To add insult to injury, I was pulled over by an OPP officer who told me that someone had called in to say that I was riding erratically in the middle of the road. I raged at that unfair report that could have resulted in a fine. I explained to the officer that for a whole week, I had my eyes glued on the road so I could stay on the 30-cm ledge of asphalt between the painted road line and the rocky gravel shoulder.
Still, summer cycling was a beautiful experience. I got to appreciate the blue lakes and the green forests that became more and more orange as I kept pedalling east into autumn. On the first journey across Canada, everything – from bodies of water to wooded areas – were white with snow, a very unified scenery.
On a bicycle with gears and with fewer days off for sightseeing or to visit with friends, I arrived in Quebec quickly. It turned out to be the last province I would be able to reach. I couldn’t ride into the Maritimes to reach the Atlantic Ocean because of the Atlantic bubble. New Brunswick, Nova Scotia, P.E.I. and Newfoundland and Labrador had pretty much separated their provinces from the rest of Canada by putting up strict travel restrictions. The bubble blocked my fundraiser ride.
Instead of cycling 12,000 km to cover this vast nation, I was only able to cover 5,000 km because 7,000 km of it made non-residents personae non gratae. It’s amazing how a country, in which free passage is never an issue, had to divide itself into bits and pieces as a means of survival.

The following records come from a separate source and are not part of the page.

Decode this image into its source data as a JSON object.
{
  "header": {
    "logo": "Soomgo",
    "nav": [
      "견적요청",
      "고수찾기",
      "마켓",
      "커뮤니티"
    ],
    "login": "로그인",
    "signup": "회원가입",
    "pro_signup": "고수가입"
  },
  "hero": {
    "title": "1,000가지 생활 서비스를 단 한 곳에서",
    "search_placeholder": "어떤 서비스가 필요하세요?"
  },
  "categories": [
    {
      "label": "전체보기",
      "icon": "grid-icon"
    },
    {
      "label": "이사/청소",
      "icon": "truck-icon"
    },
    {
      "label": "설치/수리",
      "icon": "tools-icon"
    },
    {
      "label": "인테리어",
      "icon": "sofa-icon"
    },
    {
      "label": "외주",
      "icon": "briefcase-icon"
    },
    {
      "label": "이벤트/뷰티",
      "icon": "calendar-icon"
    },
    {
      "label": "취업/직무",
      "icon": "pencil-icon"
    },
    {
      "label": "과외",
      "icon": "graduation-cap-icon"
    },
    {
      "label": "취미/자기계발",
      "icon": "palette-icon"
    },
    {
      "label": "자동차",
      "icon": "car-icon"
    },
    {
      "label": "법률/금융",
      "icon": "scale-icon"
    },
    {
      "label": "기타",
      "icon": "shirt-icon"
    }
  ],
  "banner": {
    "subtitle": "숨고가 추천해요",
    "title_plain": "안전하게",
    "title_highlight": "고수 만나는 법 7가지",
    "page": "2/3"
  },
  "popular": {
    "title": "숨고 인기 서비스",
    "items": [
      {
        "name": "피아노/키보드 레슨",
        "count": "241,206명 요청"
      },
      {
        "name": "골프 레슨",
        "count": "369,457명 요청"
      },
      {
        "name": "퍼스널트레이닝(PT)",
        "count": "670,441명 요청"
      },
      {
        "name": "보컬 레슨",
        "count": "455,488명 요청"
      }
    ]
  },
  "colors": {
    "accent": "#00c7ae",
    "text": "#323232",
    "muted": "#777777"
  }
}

At the New Brunswick border, I simply turned around. I pedalled to the closest bus terminal, put my bike in a box and took a bus back home from Rivière-du-Loup to Montreal, my hometown. I had the feeling of unfinished but finished business because I had cycled the Canada that was legally accessible to me.
For the second time, my ride had ended in a rather anticlimactic way. The winter journey had finished abruptly because, while I was willing to keep on riding, I had run out of country quite literally. On the summer journey, three years later, I was also willing to keep on riding but I figuratively ran out of country.
A fundraising success
The good news is that those following my adventures kept the donations coming even though I didn’t ride the intended 12,000 km. As matter of fact, I was able to reach $14,000, which means that the fundraiser was nothing but a success, a rather big consolation prize.
My first trip across Canada was more about the journey, while the second was about the destination as I was racing to stay ahead of the pandemic’s second wave. If I could go back and do one of them over again, which would I pick? Both. The point of each adventure is that it had its own set of amazing and challenging parts. The ability to adapt to new situations is what determines if the bike trip will be pleasant or the worst.
I am not naive. We have been ushered into a decade of pandemics, in my opinion, but that will not stop my passion to see more of the world on a bicycle. As a matter of fact, I am already plotting my next project, which will be the most daring to date, its foundation set by two big trips in Canada.